Specification Terminology

ARM logo I have spent the last 5 years working on ARM’s processor specifications: making them executable, testable, mechanizing them, formalizing them, making them trustworthy, etc.

But what exactly do those words mean? If you read papers about specifications, you find that there are lots of adjectives attached to specifications and it can be a bit hard to pin down the exact meanings. So this post is my attempt to figure out exactly what they all mean.

  • Applicability refers to whether a specification applies to a given processor. Obviously, one would not apply an ARM specification to an x86 processor or vice versa. But you should also be wary of using an ARM v7-A specification with an ARM v8-A processor or using an ARM v7-A specification with an ARM v7-M processor.

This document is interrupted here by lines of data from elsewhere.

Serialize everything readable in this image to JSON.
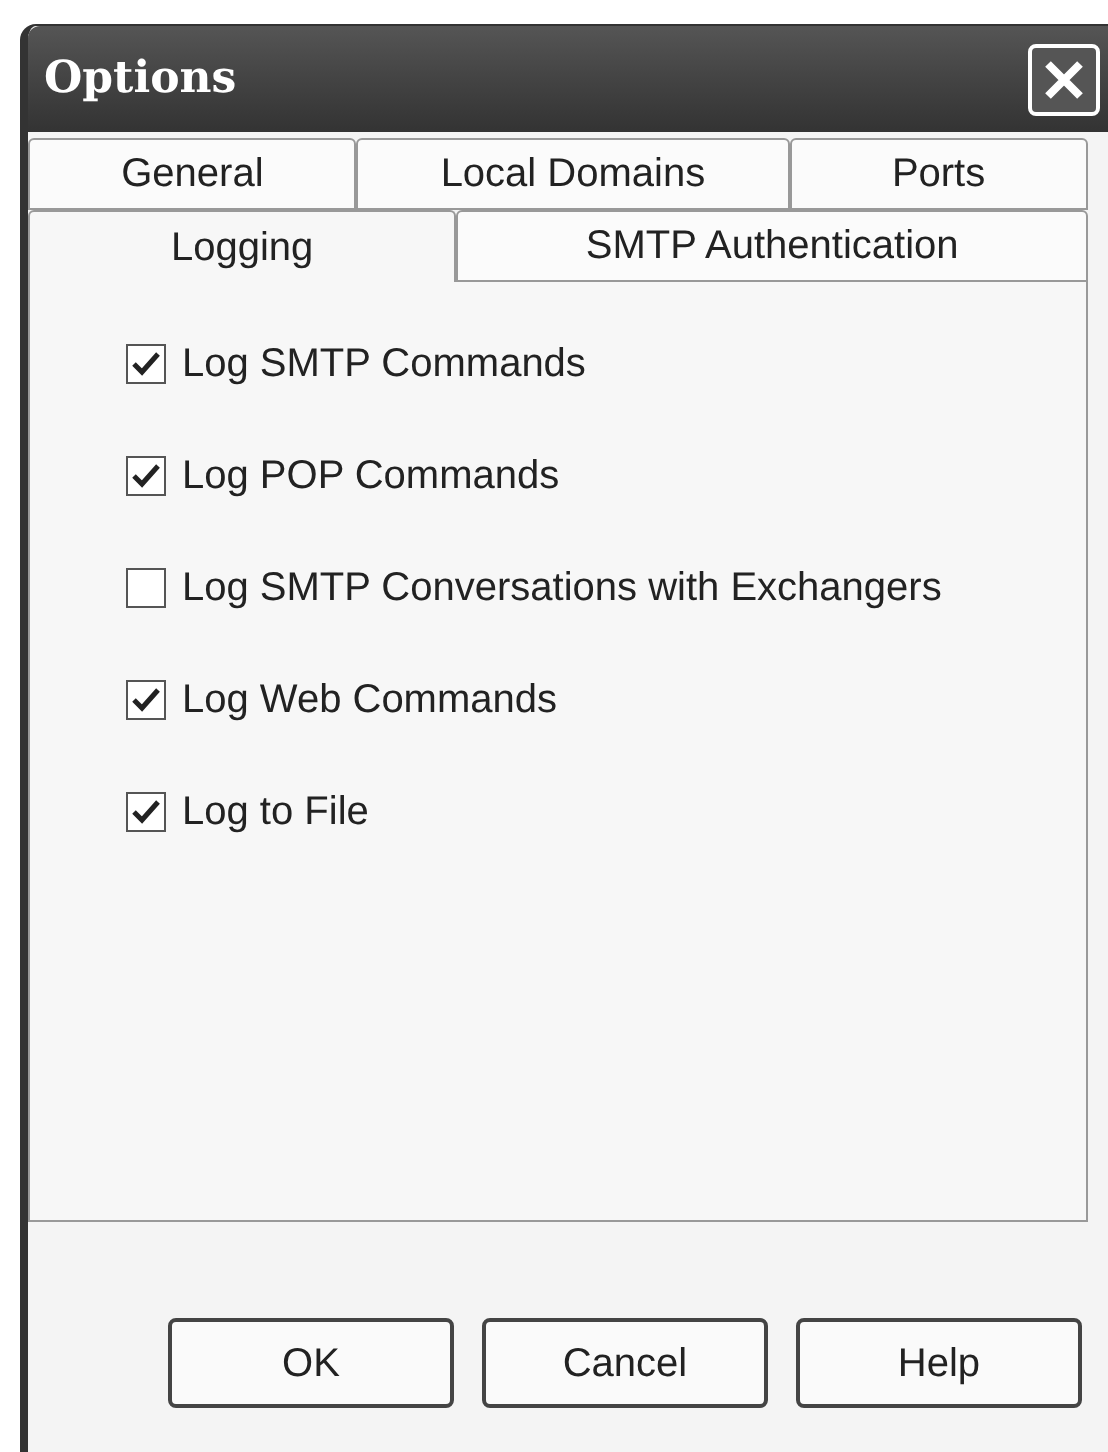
{
  "window": {
    "title": "Options"
  },
  "tab_rows": [
    [
      {
        "label": "General",
        "selected": false
      },
      {
        "label": "Local Domains",
        "selected": false
      },
      {
        "label": "Ports",
        "selected": false
      }
    ],
    [
      {
        "label": "Logging",
        "selected": true
      },
      {
        "label": "SMTP Authentication",
        "selected": false
      }
    ]
  ],
  "options": [
    {
      "label": "Log SMTP Commands",
      "checked": true
    },
    {
      "label": "Log POP Commands",
      "checked": true
    },
    {
      "label": "Log SMTP Conversations with Exchangers",
      "checked": false
    },
    {
      "label": "Log Web Commands",
      "checked": true
    },
    {
      "label": "Log to File",
      "checked": true
    }
  ],
  "buttons": [
    "OK",
    "Cancel",
    "Help"
  ]
}
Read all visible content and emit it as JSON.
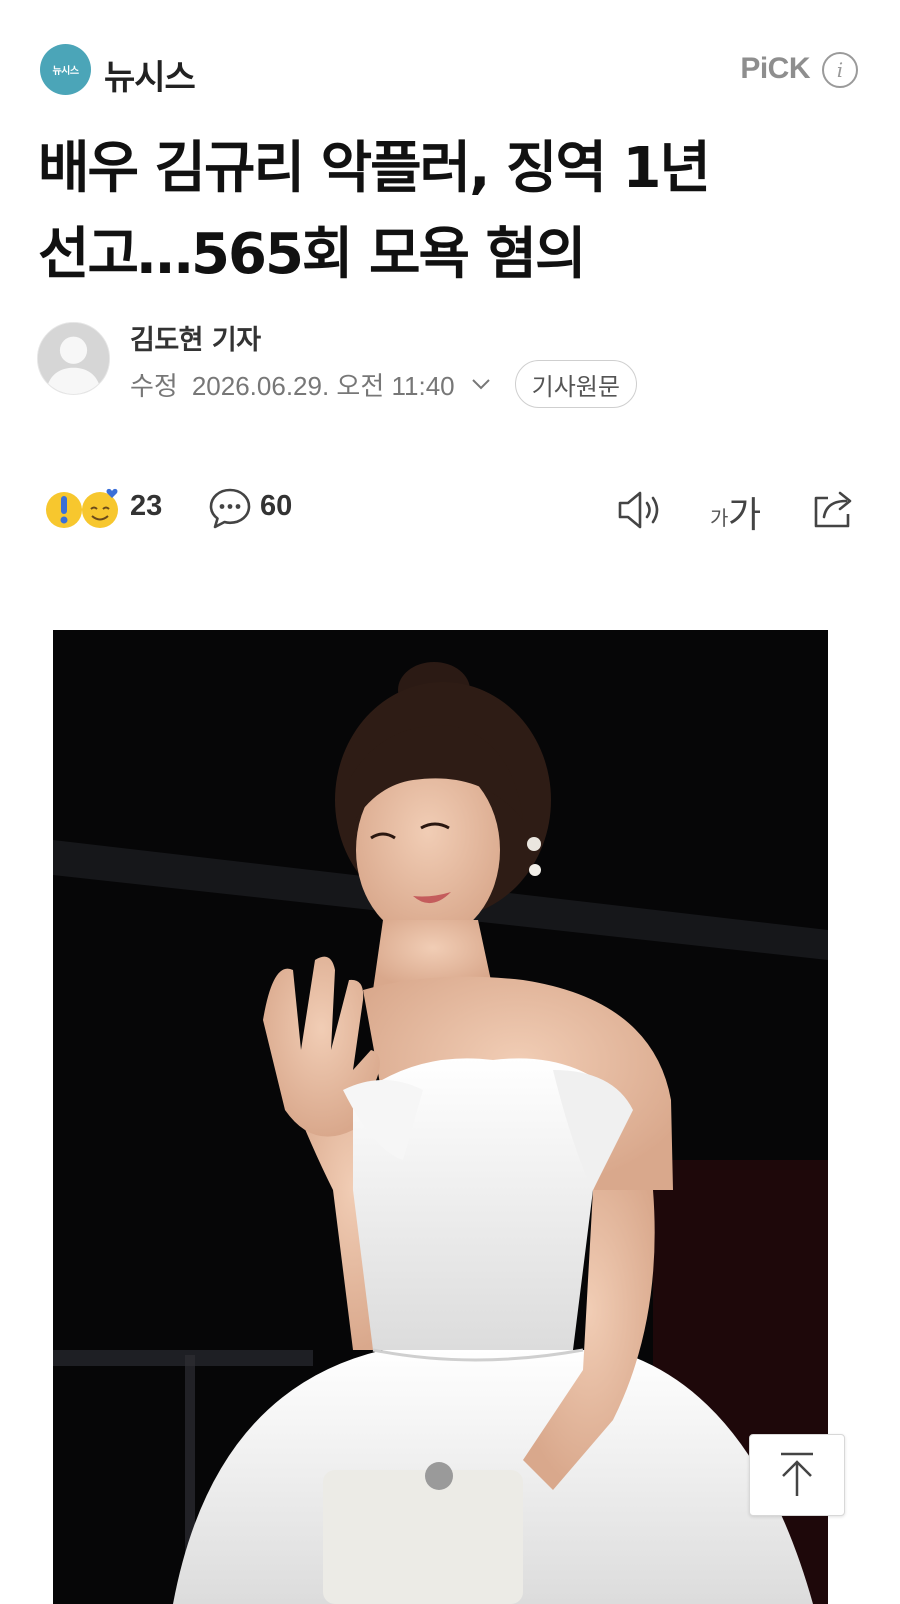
{
  "header": {
    "press_logo_text": "뉴시스",
    "press_name": "뉴시스",
    "pick_label": "PiCK",
    "info_icon": "info-icon"
  },
  "article": {
    "title_line1": "배우 김규리 악플러, 징역 1년",
    "title_line2": "선고…565회 모욕 혐의"
  },
  "byline": {
    "reporter": "김도현 기자",
    "date_label": "수정",
    "date_text": "2026.06.29. 오전 11:40",
    "original_button": "기사원문"
  },
  "toolbar": {
    "reaction_count": "23",
    "comment_count": "60",
    "font_small": "가",
    "font_big": "가"
  },
  "colors": {
    "press_logo_bg": "#4ba5b8",
    "title": "#111111",
    "muted": "#777777",
    "photo_bg": "#070708"
  },
  "icons": [
    "info-icon",
    "avatar-icon",
    "chevron-down-icon",
    "reaction-icons",
    "comment-icon",
    "speaker-icon",
    "font-size-icon",
    "share-icon",
    "arrow-up-icon"
  ]
}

    Beware of the interaction between trustworthiness and applicability: testing a specification against ARM v8-M processors would not guarantee that they are trustworthy against ARM v7-M processors.

  • Concurrency Semantics is a semantics of how programs running on different processors interact. In particular, it refers to the guarantees the programmer can expect when concurrent programs communicate through shared memory.

  • ISA (short for Instruction Set Architecture) refers to the instruction set part of a processor specification. An ISA specification is sufficient to reason about the output of a compiler or other user-level code.

    Some authors seem to use “ISA” to mean a “System Level Specification” but it is useful to distinguish because most “ISA” specifications contain only a subset of the instructions and no system level behaviour at all.

  • Executable refers to whether the specification can be executed. If the specification is non-deterministic, this execution will usually have to implement one legal interpretion of the specification instead of describing all legal interpretations. See “Test Oracle”.

  • Formal refers to whether the specification can be used for formal verification. Note that this does not necessarily mean that it is “mechanized”: one can do pencil and paper verification with a formal spec.

  • Mechanized refers to whether the specification can be parsed, typechecked, and used for computer aided formal verification either directly or by mechanically translating it to another language and then performing computer aided formal verification.

    “Mechanized” implies “Formal” but not vice versa.

  • Memory Transistency Model refers to the behaviour of concurrent accesses to virtual memory and captures the impact of aliasing caused by the virtual to physical address mapping.

    This is a generalization of “Concurrency Semantics”.

  • Scope refers to what is included in the specification. To verify a compiler, you might only need 40-60 instructions; to disassemble arbitrary user-mode binaries, you need the entire instruction set (a full ISA spec); to reason about operating systems, microkernels, etc., you need most/all of the System Level Architecture spec; and to reason about multiprocessor programs, you need a concurrency semantics as well.

  • System Level Architecture is the part of the architecture that implements the operating system, virtualization, security and debug support. A System Level Architecture is required to reason about OS kernels, microkernels, page faults, interrupts, etc. A System Level Architecture specification includes an “ISA” specification.

  • Test Oracle refers to whether the specification can be used to (mechanically) determine whether the behaviour of an alleged implementation of the specification is correct. That is, it tests the observable behaviour of a program.

    Test Oracles are useful when the specification is non-deterministic or when the specification allows implementation defined behaviour. See “Executable”.

  • Trustworthy refers to whether the specification matches the processors it claims to specify. Specifications are usually made trustworthy by manually comparing them against manufacturer’s specifications, by testing against simulators and one or more different processors. They can also be made trustworthy by using them to verify a processor.

    Beware of the interaction between trustworthiness and applicability: testing a specification against ARM v8-M processors would not guarantee that they are trustworthy against ARM v7-M processors.

Written on July 3, 2016.
The opinions expressed are my own views and not my employer's.